Èil 1990 l’anno scelto per la vetrina di ‘mostri quotidiani al potere’ e dei loro figli più o meno ribelli in Rossosperanza, l’opera seconda di Annarita Zambrano, che attinge a storie, personaggi e amici dell’ambiente in cui lei stessa è cresciuta, per un viaggio tra dramma, satira, favola e commedia dark.
Protagonisti, fra gli altri, Margherita Morellini, Leonardo Giuliani, Ludovica Rubino, Luca Varone, Elia Nuzzo, Andrea Sartoretti, Daniela Marra, Antonio Zavatteri, con la partecipazione di Rolando Ravello.
Il film, prodotto da Mad Entertainment con Rai Cinema e Minerva Pictures, debutta in concorso a Locarno e ARRIVA in sala dal 24 agosto distribuito da Fandango.
“È naturale attingere a ciò che si conosce, al proprio background morale, familiare e a quello del Paese – spiega all’ANSA Annarita Zambrano, che da anni vive e lavora in Francia -. Con il primo film (Dopo la guerra, del 2017, che aveva debuttato in Un certain regard a Cannes, ed è stato candidato, fra gli altri, a due Nastri d’argento) e il secondo, secondo me, si chiude anche un po’ il cerchio del passato. Dopo la guerra è un film molto austero, questo è più libero, dove niente è vero tutto è vero.

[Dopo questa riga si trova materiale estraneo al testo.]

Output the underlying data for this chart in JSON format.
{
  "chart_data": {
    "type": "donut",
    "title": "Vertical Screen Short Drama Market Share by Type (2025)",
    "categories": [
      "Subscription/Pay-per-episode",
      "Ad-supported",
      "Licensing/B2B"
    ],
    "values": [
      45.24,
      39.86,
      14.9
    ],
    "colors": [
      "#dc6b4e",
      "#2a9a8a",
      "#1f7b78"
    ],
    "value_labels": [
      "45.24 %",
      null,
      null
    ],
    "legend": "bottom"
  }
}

C’è una trasfigurazione profonda della realtà attraverso la mia immaginazione. Comunque anche se sono molto diversi parlano entrambi del concetto di potere”. Al centro del racconto, in un’Italia del 1990, c’è un’esclusiva clinica dove ricche e potenti famiglie borghesi (a dare volto a tre dei padri in questione c’è sempre Andrea Sartoretti), affidano quei figli, troppo diversi, pericolosi, violenti o lontani da una ‘normalità’ convenzionale. Così incontriamo Zena (Morellini), talentuosa dj, introspettiva quanto pronta a dispensare giustizia a modo proprio; Marzia (Rubino) per la quale una sessualità libera è la reazione a un mondo (anche famigliare) che la sfrutta come un oggetto; l’ideale leader del gruppo, Alfonso (Giuliani), la cui omosessualità ha scatenato le ire di un padre dittatoriale, e Adriano (Varone), che gestisce il dolore attraverso il silenzio e la violenza. Un mondo bisognoso di giustizieri nel quale si aggira anche una tigre…. “Crescendo la rabbia diretta se ne va, o almeno così spero, nell’arte deve diventare qualcos’altro – aggiunge la regista – Qui c’è uno sguardo verso un’epoca terribile, ma che da un lato rimpiango anche un po’ perché era la mia giovinezza”.
Il “mio compito da cineasta è comprendere come faccia eco con l’epoca di adesso, mettendoci anche un po’ di ironia perché mi sembra che ci prendiamo un po’ tutti troppo sul serio”. I personaggi “li ho creati da persone reali che ho conosciuto. Rendo omaggio a una giovinezza matta, che si è battuta, anche male, contro un’Italia superficiale, meschina, legata al potere e alla corruzione. Allo stesso tempo racconto persone che in quel potere erano nate, come succede con la sovversione. Ecco, volevo fare un film sovversivo”. Un ritratto che riflette un’Italia nella quale ieri come oggi “i ‘vecchi non vogliono lasciare il potere e i giovani che ci arrivano sono già vecchi. Siamo l’unico Paese ad avere una classe politica ancora così terribilmente distante dalla sua gioventù. È come se nel film dicessi ‘date spazio alle nuove generazioni, sennò, queste (idealmente) vi ‘ammazzano’ e hanno anche ragione'”, dice sul filo dell’ironia.
“Il nostro è un Paese incredibile e volevo ricordare che la gente non rimane per sempre sottomessa”. La speranza del titolo dov’è? “In chi è sopravvissuto a quel sistema, decidendo di non diventare un mostro. Non è solo una questione di generazione, ma anche di scelta morale”.